As Pelosi landed Tuesday night, Chinese state-affiliated media announced that more live-fire exercises would be conducted over the coming weekend — notably, after Pelosi has left the area.
For China experts, these military drills and bellicose public statements come as little surprise.
“This is just something they have to do,” said Andrew Mertha, director of the China Global Research Center at the Johns Hopkins School of Advanced International Studies.
“I would frankly be very surprised if Beijing does anything physically threatening in any meaningful way. I mean, it’s not out of the question, but I would really be surprised,” he said in an interview with CNBC.
“What is likely to happen is some sort of subsequent actions to demonstrate that China can do something if it wants to,” said Mertha. “And that will be something as much for the domestic audience within China as for the international one.”
Later this year, Chinese leader Xi Jinping is expected to begin an unprecedented third term as leader of the Chinese Communist Party.
Xi’s need to consolidate public support and power within his party are the lens through which we should be looking at China’s geopolitical actions, diplomats and experts say.
And this is exactly what makes Pelosi’s visit so provocative.
After weeks of Pelosi refusing to confirm or deny or discuss the Taiwan visit, The Washington Post published a scathing op-ed by Pelosi just as she landed Tuesday.
Taiwan, she wrote, “is under threat” from Beijing, which she painted as an existential danger to free people everywhere.
“We take this trip at a time when the world faces a choice between autocracy and democracy,” she said. “We cannot stand by as the CCP proceeds to threaten Taiwan — and democracy itself.”
“Our congressional delegation’s visit should be seen as an unequivocal statement that America stands with Taiwan, our democratic partner, as it defends itself and its freedom.”

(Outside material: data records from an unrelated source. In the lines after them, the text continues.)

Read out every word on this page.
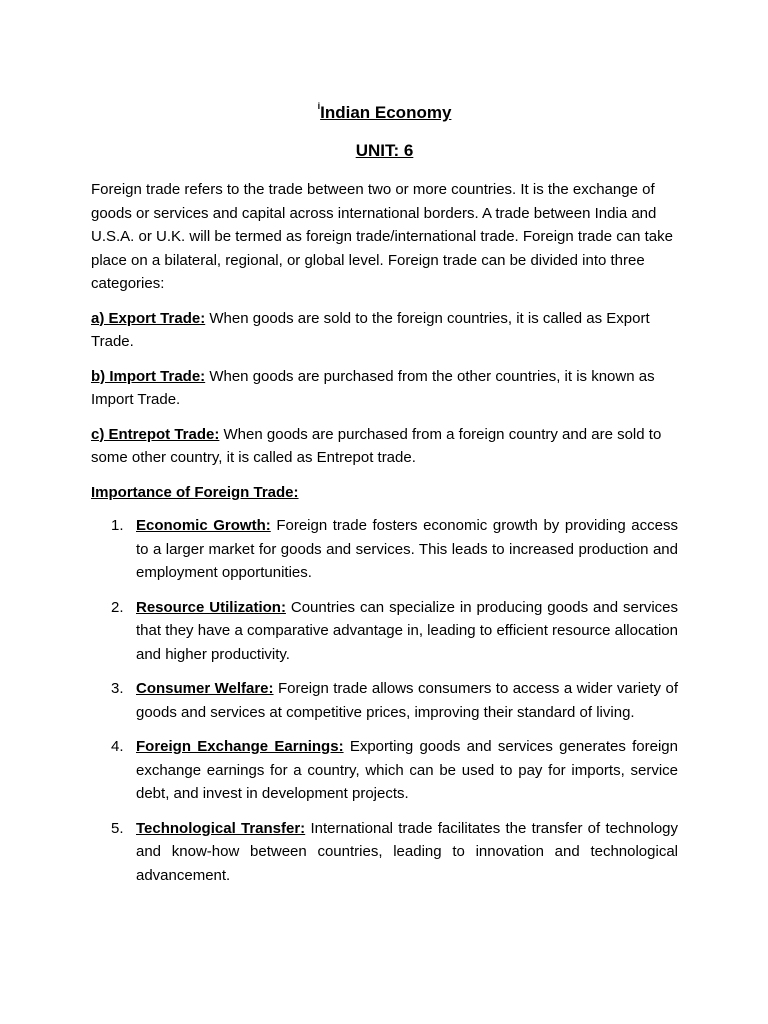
$^i$Indian Economy
UNIT: 6

Foreign trade refers to the trade between two or more countries. It is the exchange of goods or services and capital across international borders. A trade between India and U.S.A. or U.K. will be termed as foreign trade/international trade. Foreign trade can take place on a bilateral, regional, or global level. Foreign trade can be divided into three categories:

a) Export Trade: When goods are sold to the foreign countries, it is called as Export Trade.

b) Import Trade: When goods are purchased from the other countries, it is known as Import Trade.

c) Entrepot Trade: When goods are purchased from a foreign country and are sold to some other country, it is called as Entrepot trade.

Importance of Foreign Trade:
1. Economic Growth: Foreign trade fosters economic growth by providing access to a larger market for goods and services. This leads to increased production and employment opportunities.
2. Resource Utilization: Countries can specialize in producing goods and services that they have a comparative advantage in, leading to efficient resource allocation and higher productivity.
3. Consumer Welfare: Foreign trade allows consumers to access a wider variety of goods and services at competitive prices, improving their standard of living.
4. Foreign Exchange Earnings: Exporting goods and services generates foreign exchange earnings for a country, which can be used to pay for imports, service debt, and invest in development projects.
5. Technological Transfer: International trade facilitates the transfer of technology and know-how between countries, leading to innovation and technological advancement.
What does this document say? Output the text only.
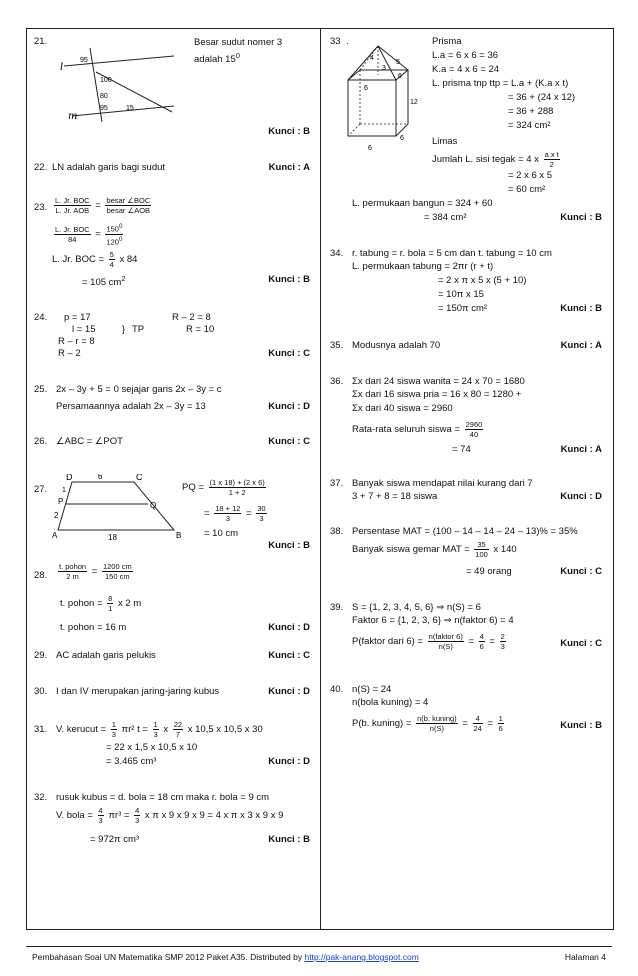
21.
l
m
95
100
80
95	15
Besar sudut nomer 3 adalah $15^0$
Kunci : B
22. LN adalah garis bagi sudut	Kunci : A
23. $\frac{\text{L. Jr. BOC}}{\text{L. Jr. AOB}} = \frac{\text{besar ∠BOC}}{\text{besar ∠AOB}}$
$\frac{\text{L. Jr. BOC}}{84} = \frac{150^0}{120^0}$
L. Jr. BOC = $\frac{5}{4}$ x 84
= 105 $cm^2$	Kunci : B
24. p = 17
l = 15	} TP
R – r = 8
R – 2
R – 2 = 8
R = 10
Kunci : C
25. 2x – 3y + 5 = 0 sejajar garis 2x – 3y = c
Persamaannya adalah 2x – 3y = 13	Kunci : D
26. ∠ABC = ∠POT	Kunci : C
27.
D	6	C
1
P	Q
2
A	18	B
PQ = $\frac{(1 x 18) + (2 x 6)}{1 + 2}$
= $\frac{18 + 12}{3} = \frac{30}{3}$
= 10 cm
Kunci : B
28. $\frac{\text{t. pohon}}{2 m} = \frac{1200 cm}{150 cm}$
t. pohon = $\frac{8}{1}$ x 2 m
t. pohon = 16 m	Kunci : D
29. AC adalah garis pelukis	Kunci : C
30. I dan IV merupakan jaring-jaring kubus	Kunci : D
31. V. kerucut = $\frac{1}{3} \pi r^2$ $t = \frac{1}{3}$ x $\frac{22}{7}$ x 10,5 x 10,5 x 30
= 22 x 1,5 x 10,5 x 10
= 3.465 cm³	Kunci : D
32. rusuk kubus = d. bola = 18 cm maka r. bola = 9 cm
V. bola = $\frac{4}{3} \pi r^3 = \frac{4}{3}$ x π x 9 x 9 x 9 = 4 x π x 3 x 9 x 9
= 972π cm³	Kunci : B
33 .
4
3
5
6
6
12
6
6
Prisma
L.a = 6 x 6 = 36
K.a = 4 x 6 = 24
L. prisma tnp ttp = L.a + (K.a x t)
= 36 + (24 x 12)
= 36 + 288
= 324 cm²
Limas
Jumlah L. sisi tegak = 4 x $\frac{\text{a x t}}{2}$
= 2 x 6 x 5
= 60 cm²
L. permukaan bangun = 324 + 60
= 384 cm²	Kunci : B
34. r. tabung = r. bola = 5 cm dan t. tabung = 10 cm
L. permukaan tabung = 2πr (r + t)
= 2 x π x 5 x (5 + 10)
= 10π x 15
= 150π cm²	Kunci : B
35. Modusnya adalah 70	Kunci : A
36. Σx dari 24 siswa wanita = 24 x 70 = 1680
Σx dari 16 siswa pria = 16 x 80 = 1280 +
Σx dari 40 siswa = 2960
Rata-rata seluruh siswa = $\frac{2960}{40}$
= 74	Kunci : A
37. Banyak siswa mendapat nilai kurang dari 7
3 + 7 + 8 = 18 siswa	Kunci : D
38. Persentase MAT = (100 – 14 – 14 – 24 – 13)% = 35%
Banyak siswa gemar MAT = $\frac{35}{100}$ x 140
= 49 orang	Kunci : C
39. S = {1, 2, 3, 4, 5, 6} ⇒ n(S) = 6
Faktor 6 = {1, 2, 3, 6} ⇒ n(faktor 6) = 4
P(faktor dari $6) = \frac{\text{n(faktor 6)}}{n(S)} = \frac{4}{6} = \frac{2}{3}$	Kunci : C
40. n(S) = 24
n(bola kuning) = 4
P(b. kuning) = $\frac{\text{n(b. kuning)}}{n(S)} = \frac{4}{24} = \frac{1}{6}$	Kunci : B
Pembahasan Soal UN Matematika SMP 2012 Paket A35. Distributed by http://pak-anang.blogspot.com	Halaman 4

But while Pelosi’s op-ed was aimed squarely at Xi, this is not the same strategy that President Joe Biden, her fellow Democrat, has chosen to pursue.
Biden’s approach to China is one that seeks to maintain a stable, predictable relationship with America’s biggest trading partner, while also acknowledging that Washington and Beijing are strategic adversaries.
Officially, the Biden administration was careful in recent weeks to avoid directly saying whether the president agreed with Pelosi’s decision to visit Taiwan. But unofficially, the White House and the Pentagon made little secret of their opposition to it.